A view of the execution chamber in Ely State Prison in Nevada. NEVADA DEPARTMENT OF CORRECTIONS

The life of convicted killer Scott Raymond Dozier currently lies in the hands of a very controversial drug.

This week, the state of Nevada plans to be the first US state to carry out an execution using fentanyl, the notorious recreationally-used drug that’s become synonymous with the country’s opioid epidemic.

A hearing will take place on Wednesday, July 11, the Las Vegas Review-Journal reports. If it gets the go-ahead, Dozier will be dead by 8:30pm later that day. 

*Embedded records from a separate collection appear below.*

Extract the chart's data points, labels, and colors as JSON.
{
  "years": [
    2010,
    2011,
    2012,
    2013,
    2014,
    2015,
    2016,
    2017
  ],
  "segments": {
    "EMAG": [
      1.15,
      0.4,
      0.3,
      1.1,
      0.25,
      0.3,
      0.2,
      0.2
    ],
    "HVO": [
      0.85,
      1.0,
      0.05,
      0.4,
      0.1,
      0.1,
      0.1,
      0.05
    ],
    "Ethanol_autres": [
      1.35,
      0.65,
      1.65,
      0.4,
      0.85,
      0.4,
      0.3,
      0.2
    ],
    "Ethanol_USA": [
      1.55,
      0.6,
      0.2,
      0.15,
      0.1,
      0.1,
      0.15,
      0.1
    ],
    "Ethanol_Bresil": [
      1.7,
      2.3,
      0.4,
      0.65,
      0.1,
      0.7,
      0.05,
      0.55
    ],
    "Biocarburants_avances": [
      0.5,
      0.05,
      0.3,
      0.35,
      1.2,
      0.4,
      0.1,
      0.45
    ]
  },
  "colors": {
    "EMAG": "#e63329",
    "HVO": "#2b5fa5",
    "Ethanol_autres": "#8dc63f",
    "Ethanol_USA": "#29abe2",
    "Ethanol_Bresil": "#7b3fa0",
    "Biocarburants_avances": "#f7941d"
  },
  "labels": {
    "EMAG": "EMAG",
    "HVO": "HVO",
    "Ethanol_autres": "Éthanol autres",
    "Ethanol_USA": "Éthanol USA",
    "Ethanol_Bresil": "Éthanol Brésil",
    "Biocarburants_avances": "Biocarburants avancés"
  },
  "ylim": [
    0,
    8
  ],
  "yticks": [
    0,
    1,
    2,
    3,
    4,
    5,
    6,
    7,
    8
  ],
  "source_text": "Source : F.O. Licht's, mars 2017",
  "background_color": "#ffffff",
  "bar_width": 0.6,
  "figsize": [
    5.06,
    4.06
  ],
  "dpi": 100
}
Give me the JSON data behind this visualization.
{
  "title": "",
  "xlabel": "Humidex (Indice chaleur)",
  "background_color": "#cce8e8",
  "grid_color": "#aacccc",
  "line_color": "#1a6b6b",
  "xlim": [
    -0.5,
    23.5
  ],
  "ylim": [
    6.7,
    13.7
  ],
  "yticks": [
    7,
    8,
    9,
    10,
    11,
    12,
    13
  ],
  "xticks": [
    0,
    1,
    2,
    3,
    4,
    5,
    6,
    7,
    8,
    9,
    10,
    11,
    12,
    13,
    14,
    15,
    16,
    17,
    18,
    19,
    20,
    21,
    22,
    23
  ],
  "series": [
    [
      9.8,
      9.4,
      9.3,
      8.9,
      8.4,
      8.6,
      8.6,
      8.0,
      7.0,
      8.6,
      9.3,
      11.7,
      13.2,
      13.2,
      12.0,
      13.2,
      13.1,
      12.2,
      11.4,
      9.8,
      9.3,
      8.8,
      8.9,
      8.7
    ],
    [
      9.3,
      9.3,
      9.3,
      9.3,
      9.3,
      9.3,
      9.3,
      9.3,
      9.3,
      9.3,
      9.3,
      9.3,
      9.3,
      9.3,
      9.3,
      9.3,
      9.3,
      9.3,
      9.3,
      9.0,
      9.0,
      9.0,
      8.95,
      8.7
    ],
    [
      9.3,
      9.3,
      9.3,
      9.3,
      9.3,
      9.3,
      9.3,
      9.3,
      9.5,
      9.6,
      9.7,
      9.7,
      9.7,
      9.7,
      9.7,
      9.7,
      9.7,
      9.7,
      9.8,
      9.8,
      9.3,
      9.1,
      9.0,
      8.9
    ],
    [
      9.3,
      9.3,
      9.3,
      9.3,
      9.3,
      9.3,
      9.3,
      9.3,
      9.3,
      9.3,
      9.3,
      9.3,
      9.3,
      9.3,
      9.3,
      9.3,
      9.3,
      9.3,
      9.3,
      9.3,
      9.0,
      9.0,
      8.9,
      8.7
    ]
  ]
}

Fentanyl is a potent and highly-addictive opioid narcotic that is typically used to treat severe chronic pain. Much like heroin and other opioids, fentanyl works by binding to the body's opioid receptors, specialized cells found in the brain, spinal cord, and digestive tract that control pain and emotion. In turn, this triggers the release of endorphins, the naturally occurring “feel good” chemicals that we normally produce after we eat, rest, or do something pleasurable. It also suppresses the brain activity that controls breathing.

In high enough quantities – just a quarter of a milligram – it will depress the respiratory system and slow down the rate of breathing to the extent that the body becomes starved of oxygen.

 

The mugshot of Scott Raymond Dozier. NEVADA DEPARTMENT OF CORRECTIONS

Nevada wants to use fentanyl in Dozier’s execution because of the national shortage of lethal injection drugs. He will first be injected with midazolam, followed by fentanyl, then a muscle paralyzing drug.

However, the use of this untested technique is causing a big stir.